I note with relief and disappointment that there is only one little bean in my belly, and Jennifer, sliding the wand around me, confirms. We have a singleton. A totally healthy, awesome singleton who is developing ahead of schedule.
Jennifer knows all about our recent miscarriage, and encourages us to feel happy and optimistic about this news.
“You have a one in four chance of miscarrying, every woman does,” she explains. “And you just got your one out of four over with. There’s no reason to believe this pregnancy won’t be a great, healthy one.”
She’s happy for us, and I’m happy to believe her. Even though we started this round of IVF with a new hesitation, even gloom, my pessimism burned away after the transfer and I’ve felt positive and excited in spite of myself. In spite of the specter of that last miscarriage, in spite of traumatic memoirs and Googled medical studies. I’m giddy with this bean in my belly and it seems dumb to try to talk myself out of it with worst-case scenarios. I decide to be happy and enjoy being pregnant.

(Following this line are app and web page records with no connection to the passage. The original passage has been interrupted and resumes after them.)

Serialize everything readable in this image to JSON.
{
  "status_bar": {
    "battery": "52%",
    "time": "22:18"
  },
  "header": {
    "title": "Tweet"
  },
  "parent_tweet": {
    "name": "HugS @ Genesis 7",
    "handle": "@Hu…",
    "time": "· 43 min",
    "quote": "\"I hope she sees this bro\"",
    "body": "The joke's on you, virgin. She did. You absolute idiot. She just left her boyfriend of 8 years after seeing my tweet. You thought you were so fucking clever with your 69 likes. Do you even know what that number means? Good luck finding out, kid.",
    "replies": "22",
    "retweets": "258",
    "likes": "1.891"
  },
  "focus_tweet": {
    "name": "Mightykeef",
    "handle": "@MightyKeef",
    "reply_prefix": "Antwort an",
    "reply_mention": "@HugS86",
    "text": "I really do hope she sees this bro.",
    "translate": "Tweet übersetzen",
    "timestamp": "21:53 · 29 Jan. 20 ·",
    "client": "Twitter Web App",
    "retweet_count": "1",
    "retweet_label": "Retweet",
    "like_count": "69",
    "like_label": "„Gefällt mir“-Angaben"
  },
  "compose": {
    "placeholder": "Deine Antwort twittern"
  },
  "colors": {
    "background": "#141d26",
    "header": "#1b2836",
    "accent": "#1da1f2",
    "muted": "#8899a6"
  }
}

It’s not until we’re back in the car, eating the ice cream cones we always stop and get on our way back from the fertility clinic, that I realize I forgot to ask Jennifer if I can stop having sex dreams about contestants on "The Face" and have a real-life orgasm. Goddammit! Dashiell takes his eyes from the road and gives me a pleading look.
“Why not just forget it for a little longer?” she begs, making me feel like a frenzied sex addict, which, truthfully, I’ve been feeling like without her help. “We have our whole life to have orgasms. Let’s just wait a little longer. Please?”
Easy for her to say, the cynical among you may be thinking, but Dashiell has also pledged off orgasms for the duration of my abstinence, wanting us to suffer together. I really admire this, though I in no way require it, and encourage her to, you know, take care of her own business; there’s no reason for us both to be sexually frustrated.
But Dashiell is a team player. We keep our hands off each other, and don’t make out so much as kissing swiftly leads to other things. Her vibrator collects dust in her bedside table and mine collects dust bunnies under the bed. We haven’t even had our baby yet and our sex life is already compromised.